How Allergen Detection Service Dogs Change Lives

How Allergen Detection Service Dogs Change Lives

 There are three classifications of assistance dogs: guide dogs, hearing dogs, and service dogs. Beyond that, the latter includes numerous different types of service dogs. Allergen detection service dogs, otherwise known as allergy alert dogs, are just one example. These service dogs are specially trained to help people with life-threatening food allergies.


Some common misconceptions are circulating out there about food allergies, and they often aren’t well understood by those without direct experience with them. To truly get an idea of how life-changing an allergen detection service dog can be, you need some appreciation for the dangers food allergies pose and just how difficult it is to live with them as a constant, often practically invisible threat in the environment.


What Are Food Allergies?


A food allergy is an immune system response to a protein in a particular food. Sometimes, the immune system mistakenly identifies a protein as a threat and goes on the attack. Food allergies can be triggered by consuming, inhaling, or even just coming into contact with an allergen. As if that weren’t scary enough, it only takes a particle of an allergen to trigger a response.


Risks of Food Allergies


Many people associate allergies with hives, itching, and sneezing, but don’t think of them as dangerous. These are some symptoms, but food allergies can be life threatening. A potentially fatal reaction is called anaphylaxis.


Allergic responses can affect four organ systems: the skin, respiratory tract, gastrointestinal tract, and central nervous system. The stereotypical image of anaphylaxis is the throat closing up, leaving the victim unable to breathe. This is a common manifestation, but not the only one. Anaphylactic reactions are any involving more than one organ system.


Most anaphylaxis involves the skin (hives, rash, itching, swelling, etc.) and respiratory tract (nose running heavily, sneezing, coughing, throat swelling, difficulty breathing, etc.). Sometimes it involves a drop in blood pressure, weak pulse, dizziness, tunnel vision, or other nervous system symptoms, and/or acute abdominal pain, diarrhea, vomiting, or other GI symptoms.


Whenever the lungs, throat, or heart are involved, the allergic reaction can be deadly in a matter of minutes. What’s more, for many people, allergic responses get worse with each exposure.


Managing Food Allergies


There’s no cure for food allergies. Some people get allergy shot desensitization therapy, which is sometimes effective, but it usually takes years. It also carries the risk of triggering anaphylaxis. An epinephrine injection is the only treatment, and while it usually works, it doesn’t always.


The only way to manage a life-threatening food allergy is to completely avoid the allergen (and always carry around an epinephrine auto-injector like an EpiPen).


Avoiding Allergens


Completely avoiding an allergen may sound easy, but it’s not. Let’s say you’re allergic to peanuts.


You learn to carefully read the ingredients on every food label. As one of the top 8 allergens in the US, peanuts must be clearly identified when used (things can be trickier if you have a food allergy that’s not in the top 8—which includes peanuts, tree nuts, shellfish, fish, wheat, milk, egg, and soy).


You also check for a warning below the list that says the product “may contain” peanut, or that it was packaged in a facility that handles peanuts, or something similar. This warns you of potential cross-contamination in a product that shouldn’t contain peanut. But there’s no law mandating this warning, so if you don’t see it, you still cross your fingers over this remote but real risk.


Things aren’t so easy if you’re at a bakery, a restaurant, or a friend’s dinner party. You’re at the mercy of whoever you talk to. Hopefully, they know all the ingredients in everything and understand cross-contamination risks.


Then there’s being out in public. Peanuts are served on lots of flights. The guy who used the shopping cart before you might have been snacking on peanuts on his way in. Your coworker may have gotten peanut butter on his hand at lunch. It may sound paranoid, but the possibilities are endless.

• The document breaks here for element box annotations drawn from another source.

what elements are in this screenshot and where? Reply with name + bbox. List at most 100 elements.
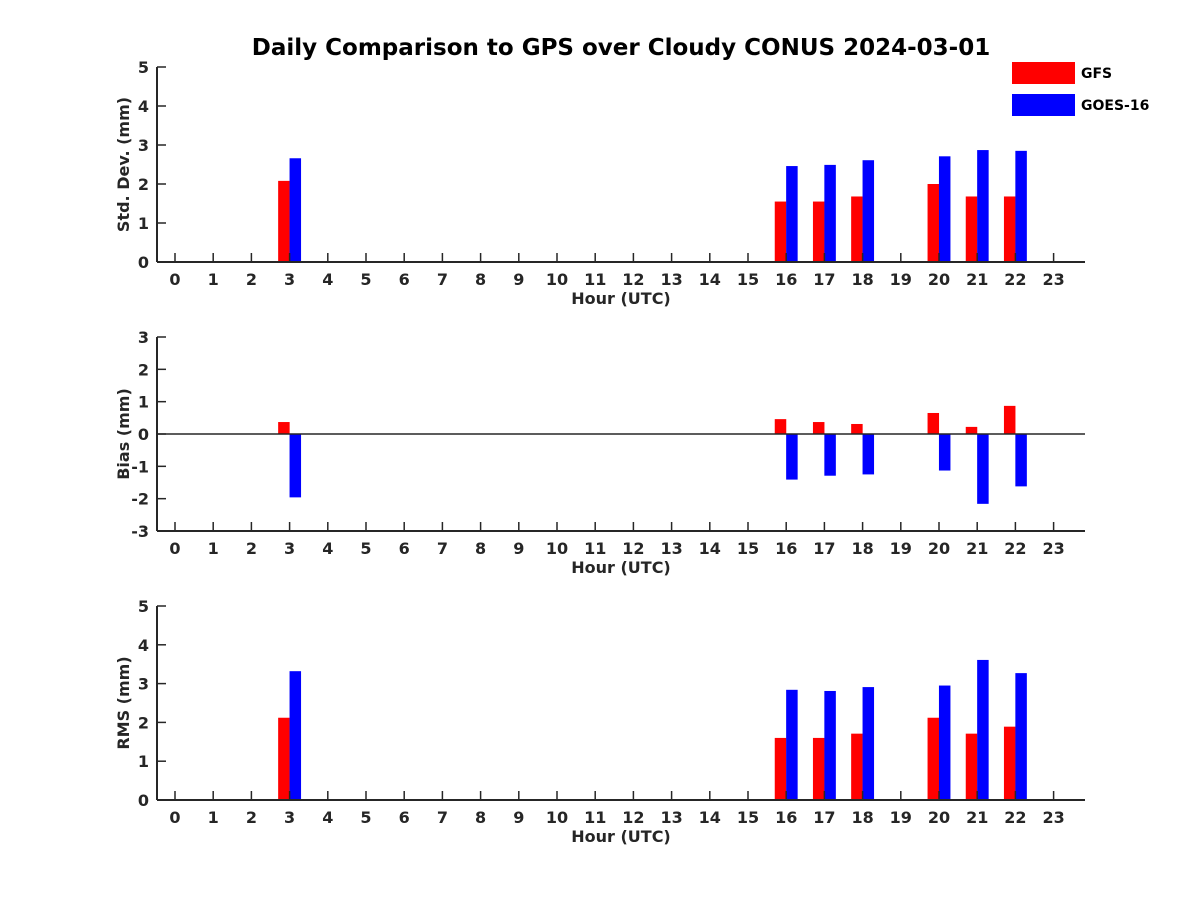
bar-goes-16-hour-20	[938, 434, 951, 471]
bar-gfs-hour-17	[812, 422, 825, 434]
x-axis-label: Hour (UTC)	[571, 289, 671, 308]
bar-goes-16-hour-20	[938, 156, 951, 262]
x-tick-label: 3	[284, 808, 295, 827]
legend-swatch-goes-16	[1012, 94, 1075, 116]
bar-goes-16-hour-21	[977, 150, 989, 262]
bar-goes-16-hour-22	[1015, 673, 1027, 800]
x-tick-label: 2	[246, 539, 257, 558]
x-tick-label: 4	[322, 539, 333, 558]
x-tick-label: 7	[437, 808, 448, 827]
x-tick-label: 23	[1042, 808, 1064, 827]
x-tick-label: 12	[622, 270, 644, 289]
y-tick-label: 4	[138, 97, 149, 116]
x-tick-label: 18	[851, 539, 873, 558]
x-tick-label: 13	[660, 539, 682, 558]
x-tick-label: 11	[584, 270, 606, 289]
bar-goes-16-hour-21	[977, 434, 989, 504]
bar-gfs-hour-17	[812, 201, 825, 262]
x-tick-label: 2	[246, 270, 257, 289]
x-tick-label: 18	[851, 808, 873, 827]
x-tick-label: 0	[169, 539, 180, 558]
x-tick-label: 20	[928, 539, 950, 558]
x-tick-label: 17	[813, 808, 835, 827]
bar-gfs-hour-21	[965, 196, 978, 262]
x-tick-label: 6	[399, 539, 410, 558]
bar-goes-16-hour-18	[862, 434, 875, 475]
bar-gfs-hour-20	[927, 412, 940, 434]
bar-goes-16-hour-3	[289, 671, 302, 800]
x-tick-label: 6	[399, 808, 410, 827]
legend-swatch-gfs	[1012, 62, 1075, 84]
x-tick-label: 15	[737, 539, 759, 558]
x-tick-label: 15	[737, 270, 759, 289]
x-tick-label: 4	[322, 270, 333, 289]
bar-goes-16-hour-3	[289, 434, 302, 498]
x-tick-label: 17	[813, 539, 835, 558]
x-tick-label: 1	[208, 539, 219, 558]
y-tick-label: 3	[138, 328, 149, 347]
x-tick-label: 19	[890, 808, 912, 827]
bar-goes-16-hour-18	[862, 687, 875, 800]
x-tick-label: 2	[246, 808, 257, 827]
x-tick-label: 11	[584, 539, 606, 558]
x-tick-label: 16	[775, 808, 797, 827]
x-tick-label: 1	[208, 808, 219, 827]
x-tick-label: 12	[622, 808, 644, 827]
x-tick-label: 13	[660, 270, 682, 289]
bar-goes-16-hour-16	[786, 434, 798, 480]
bar-gfs-hour-20	[927, 184, 940, 262]
x-tick-label: 16	[775, 270, 797, 289]
x-tick-label: 15	[737, 808, 759, 827]
bar-goes-16-hour-3	[289, 158, 302, 262]
y-axis-label: RMS (mm)	[114, 656, 133, 749]
bar-gfs-hour-21	[965, 733, 978, 800]
x-tick-label: 9	[513, 808, 524, 827]
y-tick-label: 0	[138, 425, 149, 444]
bar-gfs-hour-21	[965, 426, 978, 434]
bar-goes-16-hour-22	[1015, 434, 1027, 487]
bar-gfs-hour-22	[1003, 196, 1016, 262]
bar-gfs-hour-18	[851, 196, 863, 262]
y-tick-label: 2	[138, 175, 149, 194]
y-tick-label: 1	[138, 752, 149, 771]
y-tick-label: -3	[131, 522, 149, 541]
bar-goes-16-hour-20	[938, 685, 951, 800]
x-axis-label: Hour (UTC)	[571, 558, 671, 577]
y-tick-label: 0	[138, 791, 149, 810]
y-tick-label: 5	[138, 58, 149, 77]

For an even more frightening reality many people deal with, it’s their kids who have a life-threatening allergy. Think about how likely it is that a child is around someone eating peanuts, a peanut butter and jelly sandwich, peanut butter cookies, a Snickers bar, or Reese’s at school, camp, a friend’s house, a birthday party, a social activity, and so on.


Enter Allergen Detection Service Dog


Canines have an amazing sense of smell. They can detect the scent of an allergen in much smaller quantities, from much farther away, in all its various forms, and even masked by other ingredients far better than any human can.


A dog’s ability to detect even trace or hidden amounts of an allergen is nothing less than a life-saving ability for people at risk of anaphylaxis. Allergy alert dogs are thoroughly trained to detect one or more allergens. Beyond that, they’re trained to proactively scan every area and all food for the scent of the allergen(s).


When you consider the challenges and dangers outlined above, it should be clear just how life-changing an allergen detection service dog can be. The companion eliminates a great deal of daily stress and allows for enjoying simple things most people take for granted—like just going to a restaurant or school or a movie—with peace of mind.